Le problème est donc ailleurs. Etant donné la multiplication des affaires ces derniers temps, voici quelques pistes de réflexion, pour éviter les dérapages à l'avenir :

1. Nulle part au monde la liberté d'expression est absolue, sauf dans la tête de certains qui croient que tout est permis sur internet. Désolé d'avoir encore à le rappeler, mais on lit tellement de propos naïfs sur le sujet au Liban, qu'il est nécessaire de temps à autres d'expliquer comment ça se passe dans les vraies démocraties et les Etats de droit. La Cour européenne des droits de l'homme reconnaît le droit des Etats à restreindre la liberté d'expression dans certains cas précis concernant « la sécurité nationale, l'intégrité territoriale ou la sûreté publique, la défense de l’ordre et la prévention du crime, la protection de la santé ou de la morale, la protection de la réputation ou des droits d’autrui, pour empêcher la divulgation d’informations confidentielles ou pour garantir l’autorité et l’impartialité du pouvoir judiciaire ». Ces restrictions sont considérées comme des « mesures nécessaires dans une société démocratique ». Les limites de la liberté d'expression doivent être clairement définies dans la législation. Rien en dehors des lois ne peut justifier une restriction à la liberté d'expression. Ce n'est pas une mince affaire mais c'est primordial d'être clair sur ce sujet car ce sont ces limites qui détermineront la recevabilité des plaintes. Pour ce faire, il faut partir du principe que de telles limites doivent demeurer exceptionnelles, afin de ne pas dénaturer la liberté d'expression. Dans ce domaine, on s'inspirera de la France et des Etats-Unis plutôt que de l'Iran et de l'Arabie saoudite, cela va sans dire.

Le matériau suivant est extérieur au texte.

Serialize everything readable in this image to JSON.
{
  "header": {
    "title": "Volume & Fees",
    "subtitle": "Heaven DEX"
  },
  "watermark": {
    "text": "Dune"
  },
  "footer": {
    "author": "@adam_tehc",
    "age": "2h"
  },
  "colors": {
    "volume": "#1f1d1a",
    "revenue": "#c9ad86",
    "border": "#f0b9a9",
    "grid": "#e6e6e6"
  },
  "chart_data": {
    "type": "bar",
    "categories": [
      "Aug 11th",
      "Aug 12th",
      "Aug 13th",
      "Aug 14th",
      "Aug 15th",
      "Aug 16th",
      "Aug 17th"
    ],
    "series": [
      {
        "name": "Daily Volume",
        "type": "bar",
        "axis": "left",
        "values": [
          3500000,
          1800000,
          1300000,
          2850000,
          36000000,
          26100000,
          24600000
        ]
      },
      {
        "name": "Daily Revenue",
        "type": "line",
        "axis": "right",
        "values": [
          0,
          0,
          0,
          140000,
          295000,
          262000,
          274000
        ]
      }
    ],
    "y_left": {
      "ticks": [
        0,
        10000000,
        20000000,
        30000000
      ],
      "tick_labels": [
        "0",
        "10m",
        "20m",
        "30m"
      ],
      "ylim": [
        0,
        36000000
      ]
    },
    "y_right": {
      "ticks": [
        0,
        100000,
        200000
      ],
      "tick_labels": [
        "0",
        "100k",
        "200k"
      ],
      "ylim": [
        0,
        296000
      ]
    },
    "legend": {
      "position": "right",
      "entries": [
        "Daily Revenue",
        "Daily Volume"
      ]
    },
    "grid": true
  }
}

2. Quiconque est convoqué devant le Bureau ou tout autre autorité libanaise, doit avoir le plein droit de refuser de comparaitre. Un mandat d'amener dans le cadre de la liberté d'expression, pour un écrit sur les réseaux sociaux ou des propos dans une émission (comme ce fut le cas pour Marcel Ghanem), est grotesque dans une démocratie. Ce procédé doit être banni par la loi et limité à de très rares situations (trouble à l'ordre publique, risque sécuritaire, danger imminent, etc.).

3. Personne ne doit rester la moitié d'un quart de seconde en prison pour s'être exprimé librement. La garde à vue dans le cadre de la liberté d'expression, sauf dans de rares cas (apologie du terrorisme, appel au meurtre, etc.), est abusive. Elle relève de l'intimidation. C'est une atteinte grave aux droits de l'homme. Un tel procédé est abjecte dans une démocratie digne de ce nom. Si l'infraction est caractérisée, la sanction doit être uniquement d'ordre financière, une amende et rien de plus (sauf pour les exceptions).

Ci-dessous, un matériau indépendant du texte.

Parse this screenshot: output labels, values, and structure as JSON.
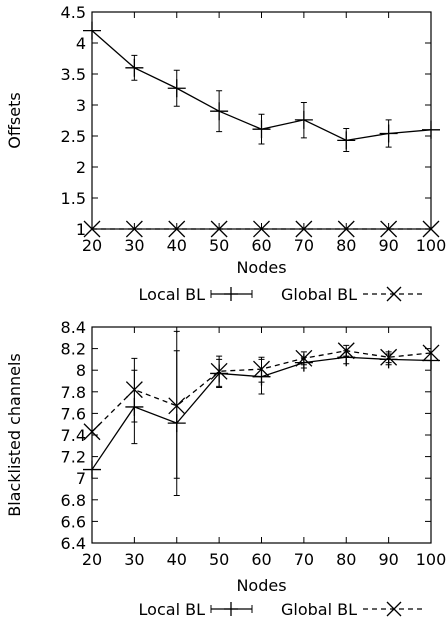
{
  "chart_data": [
    {
      "type": "line",
      "title": "",
      "xlabel": "Nodes",
      "ylabel": "Offsets",
      "x": [
        20,
        30,
        40,
        50,
        60,
        70,
        80,
        90,
        100
      ],
      "xlim": [
        20,
        100
      ],
      "ylim": [
        1,
        4.5
      ],
      "xticks": [
        "20",
        "30",
        "40",
        "50",
        "60",
        "70",
        "80",
        "90",
        "100"
      ],
      "yticks": [
        "1",
        "1.5",
        "2",
        "2.5",
        "3",
        "3.5",
        "4",
        "4.5"
      ],
      "grid": false,
      "legend_position": "bottom",
      "series": [
        {
          "name": "Local BL",
          "style": "solid",
          "marker": "plus",
          "values": [
            4.2,
            3.6,
            3.27,
            2.9,
            2.61,
            2.76,
            2.43,
            2.54,
            2.6
          ],
          "error_low": [
            4.2,
            3.4,
            2.98,
            2.57,
            2.37,
            2.47,
            2.25,
            2.32,
            2.6
          ],
          "error_high": [
            4.2,
            3.8,
            3.56,
            3.23,
            2.85,
            3.04,
            2.62,
            2.76,
            2.6
          ]
        },
        {
          "name": "Global BL",
          "style": "dashed",
          "marker": "cross",
          "values": [
            1,
            1,
            1,
            1,
            1,
            1,
            1,
            1,
            1
          ]
        }
      ]
    },
    {
      "type": "line",
      "title": "",
      "xlabel": "Nodes",
      "ylabel": "Blacklisted channels",
      "x": [
        20,
        30,
        40,
        50,
        60,
        70,
        80,
        90,
        100
      ],
      "xlim": [
        20,
        100
      ],
      "ylim": [
        6.4,
        8.4
      ],
      "xticks": [
        "20",
        "30",
        "40",
        "50",
        "60",
        "70",
        "80",
        "90",
        "100"
      ],
      "yticks": [
        "6.4",
        "6.6",
        "6.8",
        "7",
        "7.2",
        "7.4",
        "7.6",
        "7.8",
        "8",
        "8.2",
        "8.4"
      ],
      "grid": false,
      "legend_position": "bottom",
      "series": [
        {
          "name": "Local BL",
          "style": "solid",
          "marker": "plus",
          "values": [
            7.08,
            7.66,
            7.51,
            7.97,
            7.94,
            8.07,
            8.12,
            8.1,
            8.09
          ],
          "error_low": [
            7.08,
            7.32,
            6.84,
            7.84,
            7.78,
            8.02,
            8.06,
            8.05,
            8.09
          ],
          "error_high": [
            7.08,
            8.0,
            8.18,
            8.1,
            8.1,
            8.12,
            8.18,
            8.15,
            8.09
          ]
        },
        {
          "name": "Global BL",
          "style": "dashed",
          "marker": "cross",
          "values": [
            7.43,
            7.82,
            7.67,
            7.99,
            8.01,
            8.11,
            8.18,
            8.12,
            8.16
          ],
          "error_low": [
            7.43,
            7.52,
            7.0,
            7.85,
            7.89,
            8.05,
            8.13,
            8.07,
            8.16
          ],
          "error_high": [
            7.43,
            8.11,
            8.36,
            8.13,
            8.12,
            8.17,
            8.23,
            8.17,
            8.16
          ]
        }
      ]
    }
  ]
}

4. Il faut redéfinir et réorganiser le travail de tous les services de l'Etat amenés à interroger les Libanais, notamment le Bureau de la lutte contre la cybercriminalité, pour éviter à tout prix qu'ils ne se transforment progressivement en organes de répression entre les mains des politiciens au pouvoir, afin de restreindre la liberté d'expression au Liban, justement, par l'intimidation.

5. De l'intimidation, parlons-en. Il n'est pas légitime, encore moins légal, que le dit Bureau, et les autres organes du même genre de l'Etat libanais, des renseignements des Forces de sécurité interieure et de l'armée, comme de la Sûreté générale et la Sûreté de l'Etat, s'accordent des droits illégaux comme ceux de convoquer les Libanais manu militari pour s'être uniquement exprimés ici et là, de les garder à vue pendant des heures (voire des jours), d'empêcher tout avocat ou un parent d'entrer en contact avec les personnes arrêtées, de les obliger à donner les mots de passe de leur boite emails et de leurs comptes sur les réseaux sociaux, de les forcer à effacer leurs publications, de les contraindre à s'engager par écrit à ne plus dire ceci et de ne plus faire cela (des documents irrecevables devant un tribunal!), de leur interdire de s'exprimer pendant un laps de temps, et j'en passe et des meilleures, pour une raison très simple, tous ces procédés relèvent des compétences des juges, et non des policiers et des militaires ! Les confier à ces derniers, comme c'est le cas au Liban, mis à part que c'est illégal, constitue une atteinte grave aux droits de l'homme. C'est une nuance qui semble échapper à beaucoup de Libanais, y compris ceux qui sont #koullouna_xyz (tous Marcel, Yara, Wadih, François, etc.) et #dodd_el_kame3 (contre la répression). Quant à garantir l'indépendance de la justice libanaise, des influences politiciennes, c'est loin d'être gagné, comme l'ont démontré magistralement les ennuis judiciaires de Marcel Ghanem. C'est le ministre de la Justice lui-même svp, Salim Jreissati (CPL), qui a mis en marche la machine judiciaire contre le journaliste de la LBCI. La meilleure!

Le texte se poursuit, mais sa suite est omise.